* * *

Резко похолодало. В первые ноябрьские дни, раньше обычного, выпал снег. Зима обещала быть суровой.

По радио и в газетах сообщили: 6 ноября в Москве состоялось торжественное собрание, посвященное 24-й годовщине Великой Октябрьской социалистической революции. С докладом выступил И. В. Сталин. А на другой день стало известно, что 7 ноября, как всегда, на Красной площади в Москве состоялся парад войск.

Огромное моральное значение имели эти вести из Москвы. Политорганы, кстати, сделали все, чтобы сообщения о торжественном собрании и праздничном параде своевременно дошли в окопы, на огневые позиции, в районы сосредоточения резервных войск. Всюду, где только можно, были установлены радиоприемники и репродукторы, экстренными выпусками вышли армейская газета и дивизионные многотиражки, несли правдивое слово в красноармейские массы тысячи агитаторов.

А вскоре на передний край стали прибывать подразделения, принимавшие участие в параде. Пройдя по Красной площади, отсалютовав ленинскому Мавзолею, они совершили марш прямо на фронт. Какое в этом высокое мужество советских воинов-патриотов! Какое величие исторического момента!

У нас, фронтовиков, крепла уверенность, что Москву отстоим, что найдутся у нас силы превозмочь врага.

По-своему были восприняты эти события противником. Получив, очевидно, крайне категорические установки, командование фашистских войск предприняло еще одну попытку крупного наступления. 16 ноября, перегруппировав силы, немцы повели новое наступление на Москву с флангов.

Две недели почти беспрерывно шли бои. Защитники Москвы стойко, мужественно, самоотверженно сдерживали бешеный натиск гитлеровских ударных соединений. Великое множество ратных подвигов было совершено красноармейцами, командирами и политработниками, московскими ополченцами. На подмосковных полях сражений проявился массовый героизм советских патриотов.
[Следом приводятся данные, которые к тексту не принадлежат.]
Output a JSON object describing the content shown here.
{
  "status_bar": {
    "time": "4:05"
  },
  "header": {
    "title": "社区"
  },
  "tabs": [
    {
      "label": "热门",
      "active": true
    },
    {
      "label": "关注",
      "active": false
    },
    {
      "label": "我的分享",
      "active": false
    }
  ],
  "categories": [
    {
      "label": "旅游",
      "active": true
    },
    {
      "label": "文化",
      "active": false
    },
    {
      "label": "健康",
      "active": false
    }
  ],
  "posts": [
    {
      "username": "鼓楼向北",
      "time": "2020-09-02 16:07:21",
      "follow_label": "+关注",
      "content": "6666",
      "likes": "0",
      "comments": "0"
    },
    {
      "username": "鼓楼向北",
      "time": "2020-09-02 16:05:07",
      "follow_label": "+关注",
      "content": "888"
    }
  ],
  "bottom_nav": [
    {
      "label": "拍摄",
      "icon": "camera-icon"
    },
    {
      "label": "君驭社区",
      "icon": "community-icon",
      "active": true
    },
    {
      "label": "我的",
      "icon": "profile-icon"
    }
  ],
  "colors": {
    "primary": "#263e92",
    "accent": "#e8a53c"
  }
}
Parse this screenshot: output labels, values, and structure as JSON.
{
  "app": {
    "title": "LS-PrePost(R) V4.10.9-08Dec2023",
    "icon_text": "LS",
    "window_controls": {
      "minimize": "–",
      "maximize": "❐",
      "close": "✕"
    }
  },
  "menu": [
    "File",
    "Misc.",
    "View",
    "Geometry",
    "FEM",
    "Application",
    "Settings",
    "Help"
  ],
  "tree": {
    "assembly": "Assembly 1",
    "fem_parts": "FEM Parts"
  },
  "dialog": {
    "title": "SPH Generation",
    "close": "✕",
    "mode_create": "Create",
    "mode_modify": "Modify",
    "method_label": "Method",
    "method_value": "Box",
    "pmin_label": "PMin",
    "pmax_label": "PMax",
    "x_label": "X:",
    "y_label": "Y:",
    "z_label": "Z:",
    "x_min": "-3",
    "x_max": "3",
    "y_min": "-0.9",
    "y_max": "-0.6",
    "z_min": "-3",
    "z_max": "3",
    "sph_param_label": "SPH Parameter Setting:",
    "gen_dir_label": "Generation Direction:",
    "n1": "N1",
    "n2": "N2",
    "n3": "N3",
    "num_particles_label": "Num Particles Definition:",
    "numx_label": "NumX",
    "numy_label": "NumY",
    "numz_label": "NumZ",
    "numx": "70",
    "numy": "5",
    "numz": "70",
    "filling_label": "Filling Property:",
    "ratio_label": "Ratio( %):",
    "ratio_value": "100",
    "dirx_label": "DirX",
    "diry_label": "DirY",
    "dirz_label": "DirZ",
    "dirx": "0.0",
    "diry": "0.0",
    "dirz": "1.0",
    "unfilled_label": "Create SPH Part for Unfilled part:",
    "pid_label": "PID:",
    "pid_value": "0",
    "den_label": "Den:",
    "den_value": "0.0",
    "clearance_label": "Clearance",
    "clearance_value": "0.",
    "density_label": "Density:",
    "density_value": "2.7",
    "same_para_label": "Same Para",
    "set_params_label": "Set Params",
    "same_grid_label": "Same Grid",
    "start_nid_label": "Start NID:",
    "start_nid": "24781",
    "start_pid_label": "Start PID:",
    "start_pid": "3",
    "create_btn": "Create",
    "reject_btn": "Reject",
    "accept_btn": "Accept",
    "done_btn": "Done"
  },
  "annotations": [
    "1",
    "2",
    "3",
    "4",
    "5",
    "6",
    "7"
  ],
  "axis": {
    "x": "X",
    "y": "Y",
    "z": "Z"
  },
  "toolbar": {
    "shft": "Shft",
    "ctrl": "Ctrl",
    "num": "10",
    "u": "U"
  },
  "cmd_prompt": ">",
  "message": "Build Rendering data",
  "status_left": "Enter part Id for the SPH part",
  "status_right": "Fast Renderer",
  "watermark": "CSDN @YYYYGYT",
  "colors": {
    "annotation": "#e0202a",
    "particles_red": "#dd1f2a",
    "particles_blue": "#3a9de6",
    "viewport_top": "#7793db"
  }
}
Разведка донесла, что фашистское командование выдвигает резервы на усиление мотопехотных дивизий СС, наступающих в направлении Кубинки. Командир 82-й мотострелковой дивизии вызвал майора Купернюка, батальонного комиссара Козинского и меня для постановки задачи. Прежде всего он выслушал нас, посоветовался. Потом приказал уничтожить выдвигающиеся вражеские резервы, заняв вместе с пехотой оборонительные рубежи.
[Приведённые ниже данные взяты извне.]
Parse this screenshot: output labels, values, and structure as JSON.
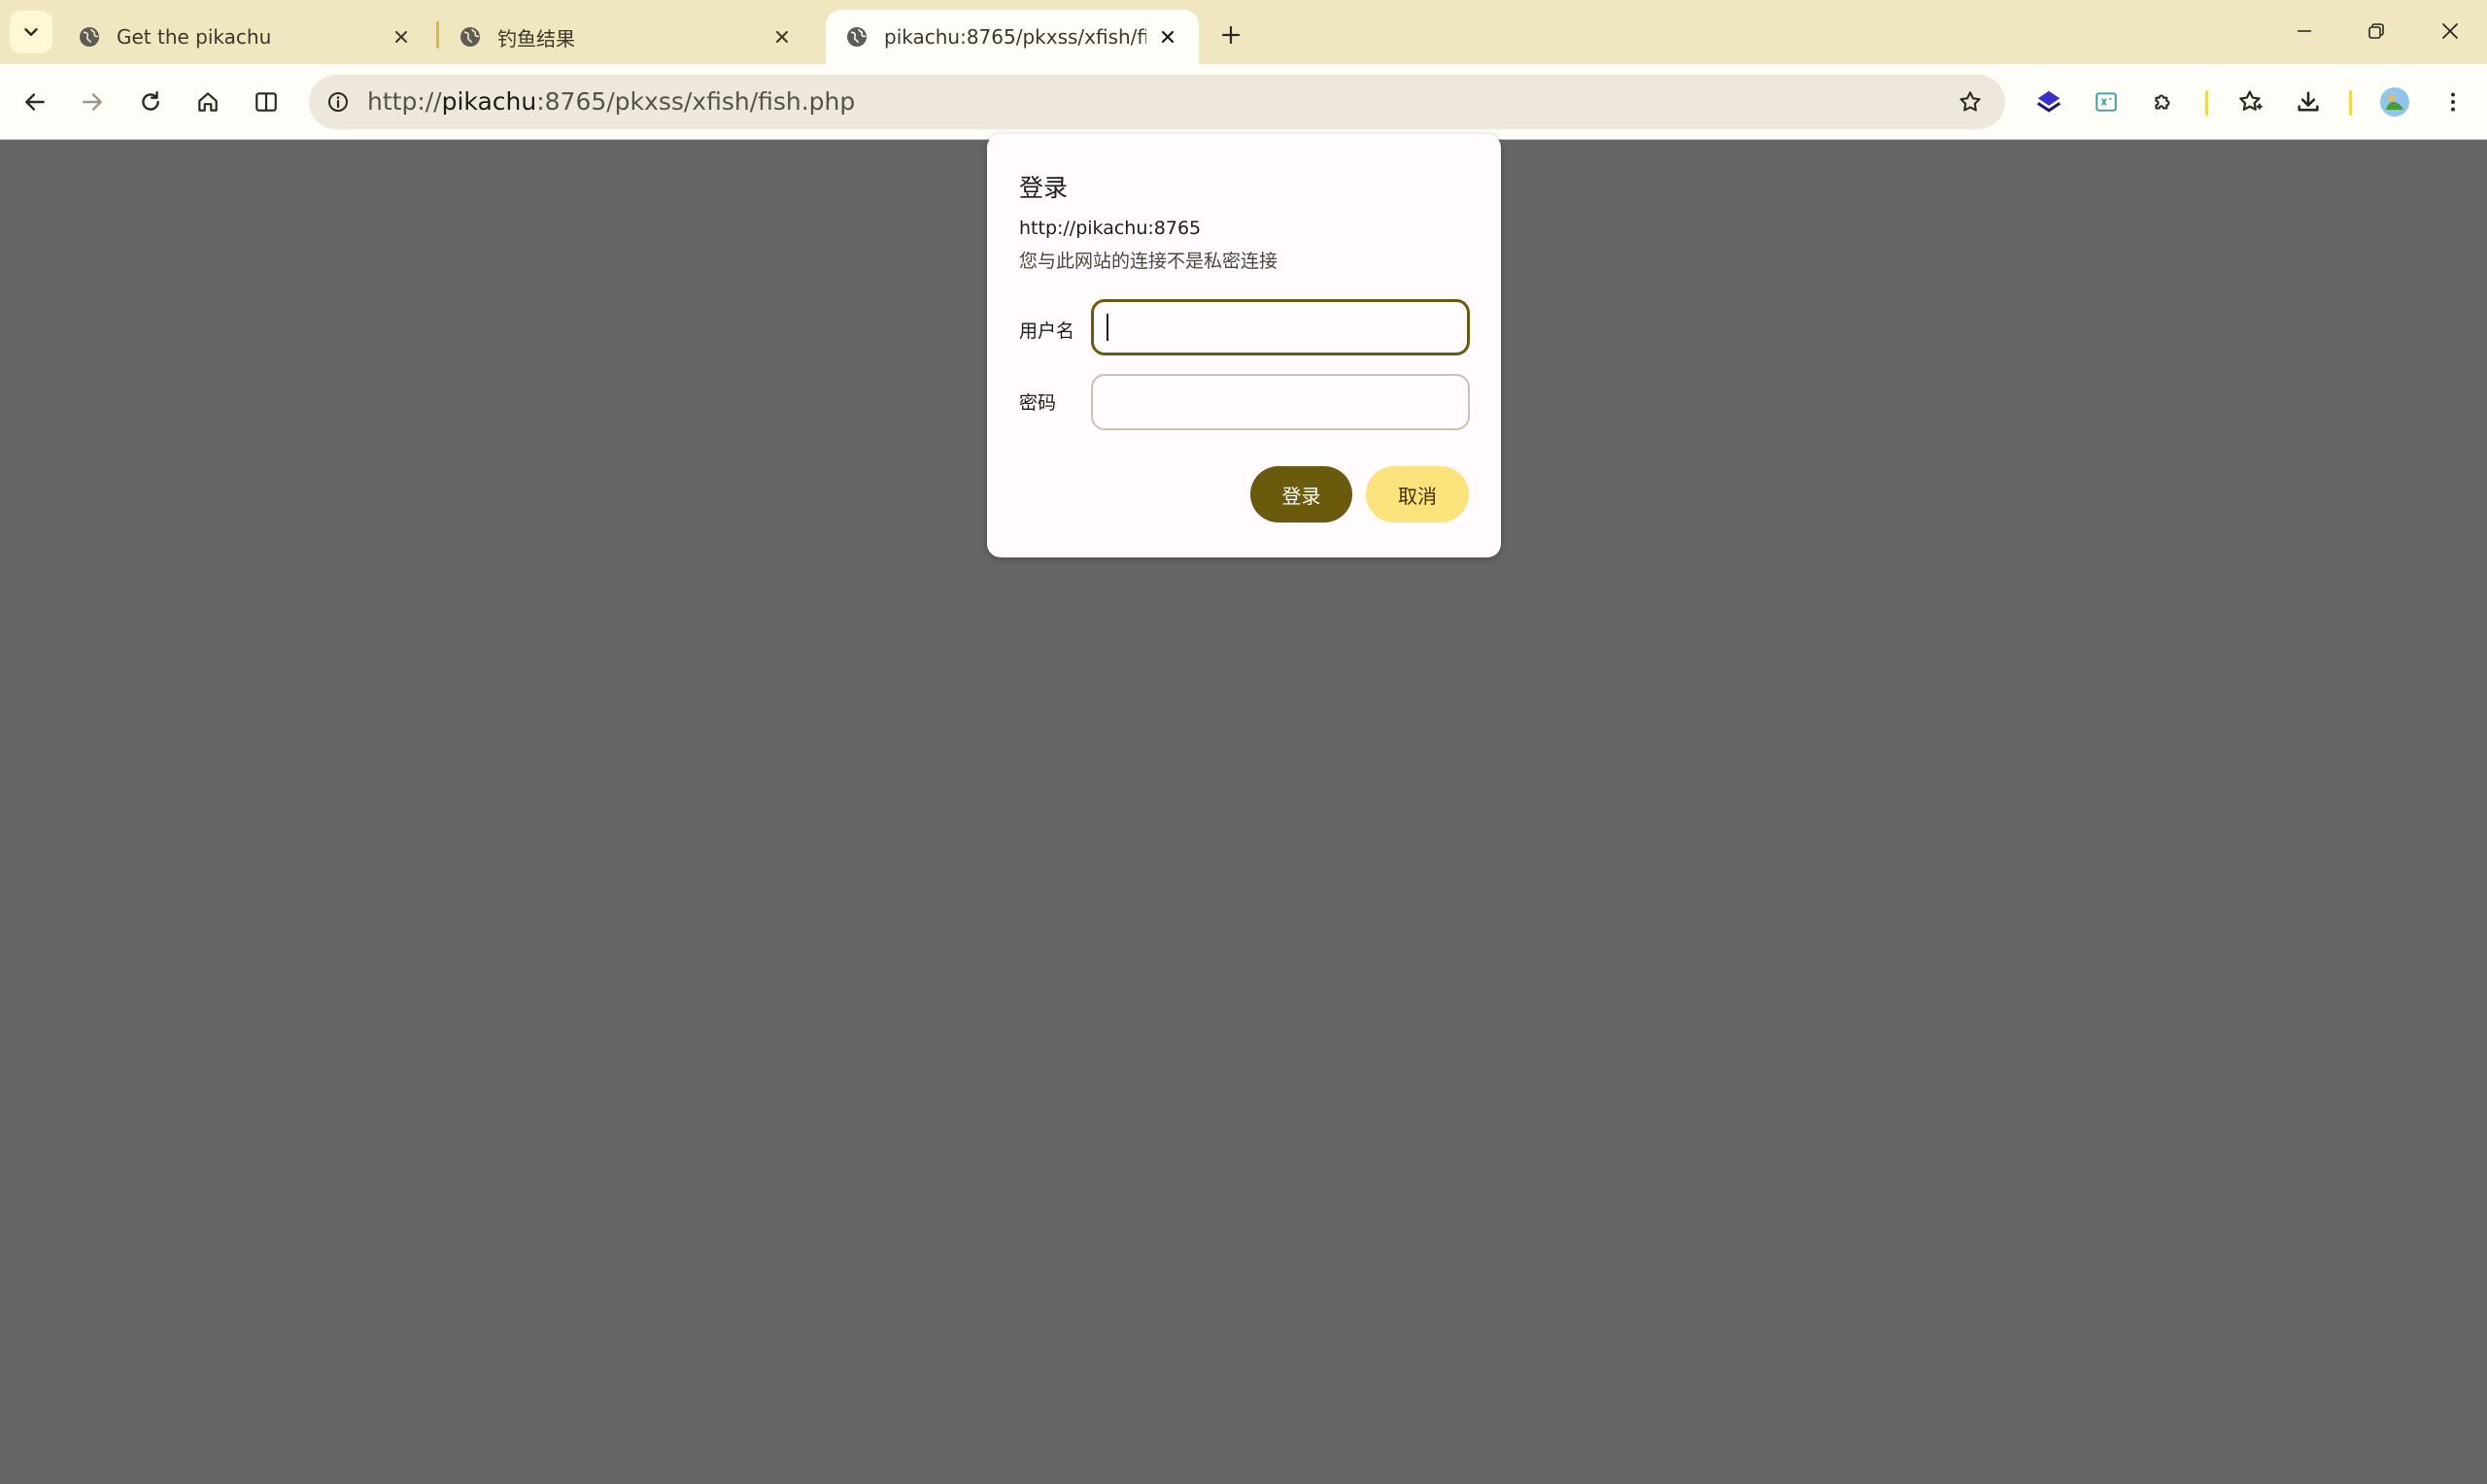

Я попросил разрешения опять-таки устроить засаду.

— Где? — спросил генерал.

— В тылу противника, — ответил я.

— Вы все продумали, капитан?

— Так точно.

— Тогда доложите свой план.

Я подошел к развернутой на дощатом столе карте, показал точку, где глухой лесной массив вплотную подходил к автостраде.

— Опять Ляхово! Полюбилась она вам, эта деревушка, — шутливо пробормотал генерал.

Я постарался обосновать свою мысль: именно там, близ Ляхово, наша танковая засада может стать гибельной для выдвигающихся резервов врага. По тем коммуникациям фашистские колонны будут идти довольно беспечно. Разумеется, вся сложность в том, чтобы скрытно проникнуть в тыл противника, ничем не обнаружить себя до подхода вражеских колонн.

— Разумное решение, — сказал генерал. — Ну что же, командир батальона, разрешим ему использовать для этого три-четыре танка.

Утверждая план действий, генерал крепко пожал нам руки, ничего больше не сказав.

В те тяжелые и страшные дни, когда решались судьбы Москвы, Родины, всех советских людей и завоеваний народной власти, в отношениях старших и младших командиров укоренилось, что ли, такое вот крепкое, бессловное рукопожатие — в нем и пожелание успеха, и чувство беспредельного доверия, и... на всякий случай братское прощание.

Выдалась безветренная погода, пушистый снег и тишина залегли в лесу. Когда падала засохшая шишка, мы нагибали головы — срабатывала фронтовая привычка. А потом побежали вдоль опушки игривые снежные вихри, явно к перемене погоды. И действительно, к вечеру разыгралась вьюга. Мы готовились к рейду во вражеский тыл. Зампотех батальона старший воентехник Григорий Морозовский, будучи не только «технократом», но и тактиком, придумал способ маскировки на ходу.

— Механикам-водителям надо подвязать к танкам хвощи сосен, метров по пять. Понятно для чего? — спросил он, собрав механиков.

— Ясно! — откликнулись те.

— Чтобы следы на снегу заметать, — добавил все же Морозовский.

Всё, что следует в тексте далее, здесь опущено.